While the Murdochs and the Trumps’ shadows loom rather inescapably over Succession, another family kept springing to mind as I fell further and further down a Roy-shaped rabbit hole over the course of the show’s first season: the Gettys. At first, it was hard to pinpoint why my brain kept making that connection – sure, the Gettys are very rich, as are the Roys, and like most wealthy tribes, they orbit around at least one patriarch and many children, but surely, there had to be more to the comparison. And yet, the Gettys’ family tree is more complex than the Roys’, and their fortune came from oil, not media ventures (though Mark Getty eventually co-founded the photo agency Getty Images in 1995). So why did it feel like the Gettys had left their mark on the show?
The answer came as I watched “Pre-Nuptial”, the ninth episode in the drama’s first season, when the Roys travel to England for Shiv’s wedding (scenes for the episode were shot at Eastnor Castle in Ledbury, Herefordshire).
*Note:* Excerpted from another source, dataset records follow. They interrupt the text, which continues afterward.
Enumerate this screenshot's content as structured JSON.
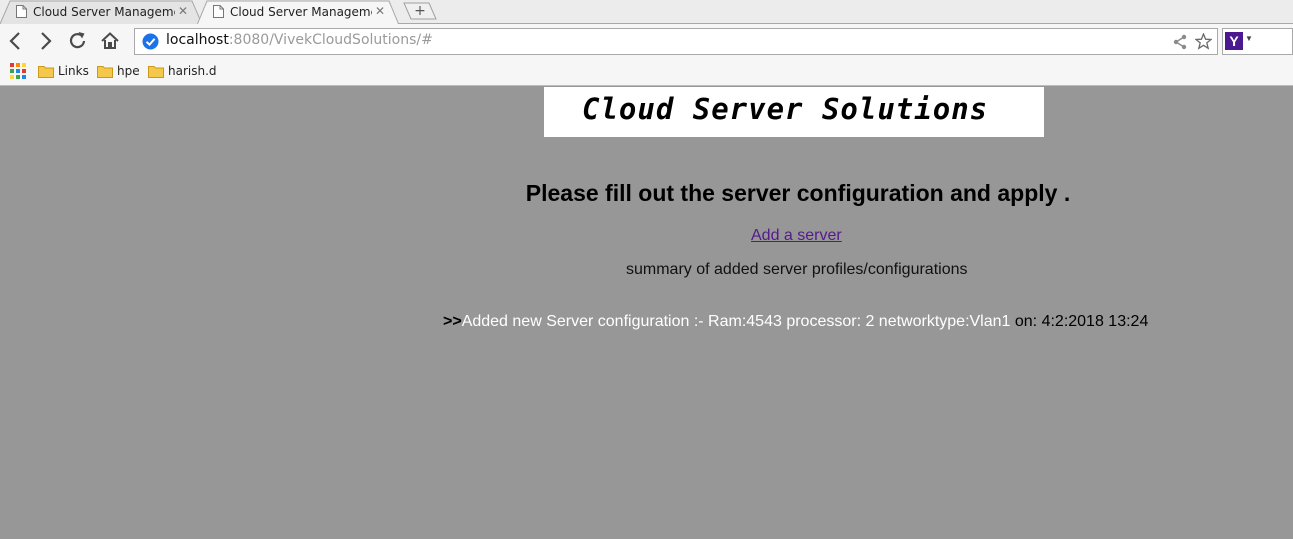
{
  "browser": {
    "tabs": [
      {
        "title": "Cloud Server Management",
        "active": false
      },
      {
        "title": "Cloud Server Management",
        "active": true
      }
    ],
    "new_tab_label": "+",
    "address": {
      "host": "localhost",
      "rest": ":8080/VivekCloudSolutions/#"
    },
    "extension_label": "Y",
    "bookmarks": [
      {
        "label": "Links"
      },
      {
        "label": "hpe"
      },
      {
        "label": "harish.d"
      }
    ]
  },
  "page": {
    "banner_text": "Cloud Server Solutions",
    "heading": "Please fill out the server configuration and apply .",
    "add_link": "Add a server",
    "summary": "summary of added server profiles/configurations",
    "entries": [
      {
        "marker": ">>",
        "message": "Added new Server configuration :- Ram:4543 processor: 2 networktype:Vlan1",
        "timestamp": " on: 4:2:2018 13:24"
      }
    ]
  },
  "colors": {
    "page_background": "#979797",
    "link": "#551a8b",
    "entry_text": "#ffffff"
  }
}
I was having flashbacks from All the Money in the World, the 2017 film about the kidnapping of John Paul Getty III in the Seventies. While rooted in America, the Getty family has strong ties to Europe, more specifically to Britain. Notably, the Minnesota-born J Paul Getty resettled in Surrey, England, and more recently, his great-granddaughter Natalia, better known as Nats Getty, moved to England as a child and attended a boarding school in Oxford (she now lives in her native Los Angeles). All this is to say, the way in which the Roys express their wealth – their tastes, their aesthetics – are much, much more redolent of the Gettys than, say, the Trumps. The Gettys’ sprawling estate in the Chilterns, Wormsley Park, which was acquired by the family in the Eighties, could conceivably have served as a wedding venue for Shiv, had Eastnor Castle not been available. The Roys might be ultra-wealthy, but rarely do they appear outwardly nouveau riche; rather, they seem to have become adept at adopting the codes of European wealth in Logan’s lifetime. Logan and Marcia’s residence in New York City, a clearly expensive yet tasteful flat, is miles away from the gaudy, gold-and-marble-decked penthouse in Trump Tower.
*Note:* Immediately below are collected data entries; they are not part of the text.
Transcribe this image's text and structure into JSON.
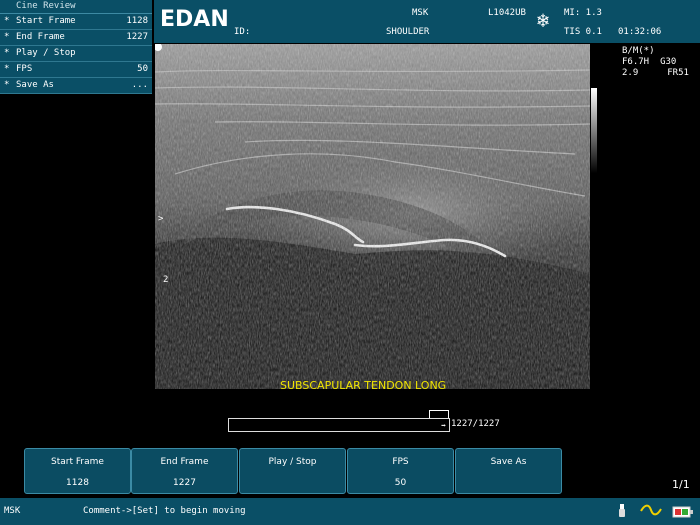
{
  "header": {
    "brand": "EDAN",
    "id_label": "ID:",
    "exam": "MSK",
    "region": "SHOULDER",
    "probe": "L1042UB",
    "mi": "MI: 1.3",
    "tis": "TIS 0.1",
    "time": "01:32:06"
  },
  "cine": {
    "title": "Cine Review",
    "items": [
      {
        "label": "Start Frame",
        "value": "1128"
      },
      {
        "label": "End Frame",
        "value": "1227"
      },
      {
        "label": "Play / Stop",
        "value": ""
      },
      {
        "label": "FPS",
        "value": "50"
      },
      {
        "label": "Save As",
        "value": "..."
      }
    ]
  },
  "params": {
    "mode": "B/M(*)",
    "freq": "F6.7H",
    "gain": "G30",
    "depth": "2.9",
    "frame_rate": "FR51"
  },
  "depth_marks": [
    ">",
    "2"
  ],
  "caption": "SUBSCAPULAR TENDON LONG",
  "progress": {
    "text": "1227/1227",
    "fraction": 1.0
  },
  "softkeys": [
    {
      "title": "Start Frame",
      "value": "1128"
    },
    {
      "title": "End Frame",
      "value": "1227"
    },
    {
      "title": "Play / Stop",
      "value": ""
    },
    {
      "title": "FPS",
      "value": "50"
    },
    {
      "title": "Save As",
      "value": ""
    }
  ],
  "page_indicator": "1/1",
  "status": {
    "mode": "MSK",
    "message": "Comment->[Set] to begin moving"
  },
  "icons": [
    "freeze-snowflake-icon",
    "usb-icon",
    "waveform-icon",
    "battery-icon"
  ]
}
Because wealthy families all seem to follow similar patterns of behaviour, it’s possible to liken the Roys to some other clans, too. At the heart of Succession is the question of what should happen to the family fortune when the health of the person who amassed it begins to deteriorate, an issue faced in a very public manner by the Redstones. In 2016, a headline-making lawsuit questioned the mental competency of media magnate Sumner Redstone, in a set-up that calls to mind Kendall’s bid to launch a vote of no confidence against his father in season one (although Redstone’s lawsuit was brought by his former girlfriend Manuela Herzer). The Redstone case was dismissed in May 2016.
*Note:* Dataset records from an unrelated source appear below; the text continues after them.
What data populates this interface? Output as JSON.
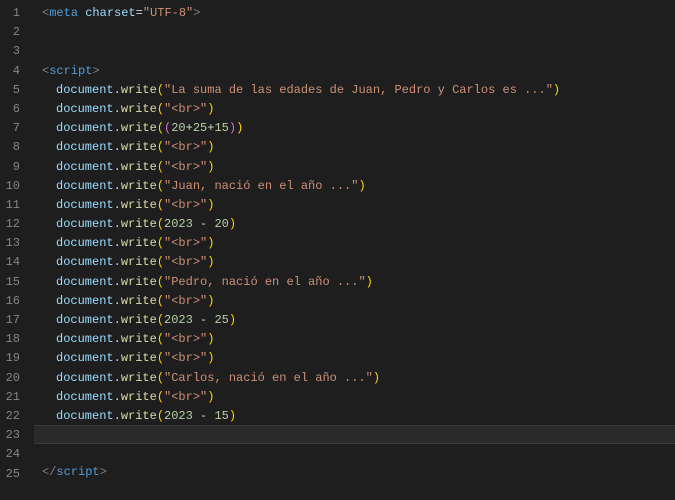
{
  "activeLine": 23,
  "lines": [
    {
      "n": 1,
      "indent": 1,
      "tokens": [
        [
          "tag",
          "<"
        ],
        [
          "elem",
          "meta"
        ],
        [
          "punc",
          " "
        ],
        [
          "attr",
          "charset"
        ],
        [
          "punc",
          "="
        ],
        [
          "str",
          "\"UTF-8\""
        ],
        [
          "tag",
          ">"
        ]
      ]
    },
    {
      "n": 2,
      "indent": 1,
      "tokens": []
    },
    {
      "n": 3,
      "indent": 1,
      "tokens": []
    },
    {
      "n": 4,
      "indent": 1,
      "tokens": [
        [
          "tag",
          "<"
        ],
        [
          "elem",
          "script"
        ],
        [
          "tag",
          ">"
        ]
      ]
    },
    {
      "n": 5,
      "indent": 2,
      "tokens": [
        [
          "obj",
          "document"
        ],
        [
          "punc",
          "."
        ],
        [
          "func",
          "write"
        ],
        [
          "paren",
          "("
        ],
        [
          "str",
          "\"La suma de las edades de Juan, Pedro y Carlos es ...\""
        ],
        [
          "paren",
          ")"
        ]
      ]
    },
    {
      "n": 6,
      "indent": 2,
      "tokens": [
        [
          "obj",
          "document"
        ],
        [
          "punc",
          "."
        ],
        [
          "func",
          "write"
        ],
        [
          "paren",
          "("
        ],
        [
          "str",
          "\"<br>\""
        ],
        [
          "paren",
          ")"
        ]
      ]
    },
    {
      "n": 7,
      "indent": 2,
      "tokens": [
        [
          "obj",
          "document"
        ],
        [
          "punc",
          "."
        ],
        [
          "func",
          "write"
        ],
        [
          "paren",
          "("
        ],
        [
          "paren2",
          "("
        ],
        [
          "num",
          "20"
        ],
        [
          "op",
          "+"
        ],
        [
          "num",
          "25"
        ],
        [
          "op",
          "+"
        ],
        [
          "num",
          "15"
        ],
        [
          "paren2",
          ")"
        ],
        [
          "paren",
          ")"
        ]
      ]
    },
    {
      "n": 8,
      "indent": 2,
      "tokens": [
        [
          "obj",
          "document"
        ],
        [
          "punc",
          "."
        ],
        [
          "func",
          "write"
        ],
        [
          "paren",
          "("
        ],
        [
          "str",
          "\"<br>\""
        ],
        [
          "paren",
          ")"
        ]
      ]
    },
    {
      "n": 9,
      "indent": 2,
      "tokens": [
        [
          "obj",
          "document"
        ],
        [
          "punc",
          "."
        ],
        [
          "func",
          "write"
        ],
        [
          "paren",
          "("
        ],
        [
          "str",
          "\"<br>\""
        ],
        [
          "paren",
          ")"
        ]
      ]
    },
    {
      "n": 10,
      "indent": 2,
      "tokens": [
        [
          "obj",
          "document"
        ],
        [
          "punc",
          "."
        ],
        [
          "func",
          "write"
        ],
        [
          "paren",
          "("
        ],
        [
          "str",
          "\"Juan, nació en el año ...\""
        ],
        [
          "paren",
          ")"
        ]
      ]
    },
    {
      "n": 11,
      "indent": 2,
      "tokens": [
        [
          "obj",
          "document"
        ],
        [
          "punc",
          "."
        ],
        [
          "func",
          "write"
        ],
        [
          "paren",
          "("
        ],
        [
          "str",
          "\"<br>\""
        ],
        [
          "paren",
          ")"
        ]
      ]
    },
    {
      "n": 12,
      "indent": 2,
      "tokens": [
        [
          "obj",
          "document"
        ],
        [
          "punc",
          "."
        ],
        [
          "func",
          "write"
        ],
        [
          "paren",
          "("
        ],
        [
          "num",
          "2023"
        ],
        [
          "op",
          " - "
        ],
        [
          "num",
          "20"
        ],
        [
          "paren",
          ")"
        ]
      ]
    },
    {
      "n": 13,
      "indent": 2,
      "tokens": [
        [
          "obj",
          "document"
        ],
        [
          "punc",
          "."
        ],
        [
          "func",
          "write"
        ],
        [
          "paren",
          "("
        ],
        [
          "str",
          "\"<br>\""
        ],
        [
          "paren",
          ")"
        ]
      ]
    },
    {
      "n": 14,
      "indent": 2,
      "tokens": [
        [
          "obj",
          "document"
        ],
        [
          "punc",
          "."
        ],
        [
          "func",
          "write"
        ],
        [
          "paren",
          "("
        ],
        [
          "str",
          "\"<br>\""
        ],
        [
          "paren",
          ")"
        ]
      ]
    },
    {
      "n": 15,
      "indent": 2,
      "tokens": [
        [
          "obj",
          "document"
        ],
        [
          "punc",
          "."
        ],
        [
          "func",
          "write"
        ],
        [
          "paren",
          "("
        ],
        [
          "str",
          "\"Pedro, nació en el año ...\""
        ],
        [
          "paren",
          ")"
        ]
      ]
    },
    {
      "n": 16,
      "indent": 2,
      "tokens": [
        [
          "obj",
          "document"
        ],
        [
          "punc",
          "."
        ],
        [
          "func",
          "write"
        ],
        [
          "paren",
          "("
        ],
        [
          "str",
          "\"<br>\""
        ],
        [
          "paren",
          ")"
        ]
      ]
    },
    {
      "n": 17,
      "indent": 2,
      "tokens": [
        [
          "obj",
          "document"
        ],
        [
          "punc",
          "."
        ],
        [
          "func",
          "write"
        ],
        [
          "paren",
          "("
        ],
        [
          "num",
          "2023"
        ],
        [
          "op",
          " - "
        ],
        [
          "num",
          "25"
        ],
        [
          "paren",
          ")"
        ]
      ]
    },
    {
      "n": 18,
      "indent": 2,
      "tokens": [
        [
          "obj",
          "document"
        ],
        [
          "punc",
          "."
        ],
        [
          "func",
          "write"
        ],
        [
          "paren",
          "("
        ],
        [
          "str",
          "\"<br>\""
        ],
        [
          "paren",
          ")"
        ]
      ]
    },
    {
      "n": 19,
      "indent": 2,
      "tokens": [
        [
          "obj",
          "document"
        ],
        [
          "punc",
          "."
        ],
        [
          "func",
          "write"
        ],
        [
          "paren",
          "("
        ],
        [
          "str",
          "\"<br>\""
        ],
        [
          "paren",
          ")"
        ]
      ]
    },
    {
      "n": 20,
      "indent": 2,
      "tokens": [
        [
          "obj",
          "document"
        ],
        [
          "punc",
          "."
        ],
        [
          "func",
          "write"
        ],
        [
          "paren",
          "("
        ],
        [
          "str",
          "\"Carlos, nació en el año ...\""
        ],
        [
          "paren",
          ")"
        ]
      ]
    },
    {
      "n": 21,
      "indent": 2,
      "tokens": [
        [
          "obj",
          "document"
        ],
        [
          "punc",
          "."
        ],
        [
          "func",
          "write"
        ],
        [
          "paren",
          "("
        ],
        [
          "str",
          "\"<br>\""
        ],
        [
          "paren",
          ")"
        ]
      ]
    },
    {
      "n": 22,
      "indent": 2,
      "tokens": [
        [
          "obj",
          "document"
        ],
        [
          "punc",
          "."
        ],
        [
          "func",
          "write"
        ],
        [
          "paren",
          "("
        ],
        [
          "num",
          "2023"
        ],
        [
          "op",
          " - "
        ],
        [
          "num",
          "15"
        ],
        [
          "paren",
          ")"
        ]
      ]
    },
    {
      "n": 23,
      "indent": 2,
      "tokens": []
    },
    {
      "n": 24,
      "indent": 1,
      "tokens": []
    },
    {
      "n": 25,
      "indent": 1,
      "tokens": [
        [
          "tag",
          "</"
        ],
        [
          "elem",
          "script"
        ],
        [
          "tag",
          ">"
        ]
      ]
    }
  ]
}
It’s also tempting to compare the Roys to the Hearsts, the family behind Hearst Communications (whose catalogue includes Cosmopolitan, ELLE, Marie Claire, as well as several newspapers and cable channels), or to the Maxwells (the family of British media proprietor Robert Maxwell, whose publishing empire toppled after his death in 1991). Both names have been floated by Armstrong as inspirations for Succession. Still, the Roys, as brilliantly written and realistic as they might be, remain a fictional amalgam of some of our most high-profile fortunes – and perhaps that’s for the best.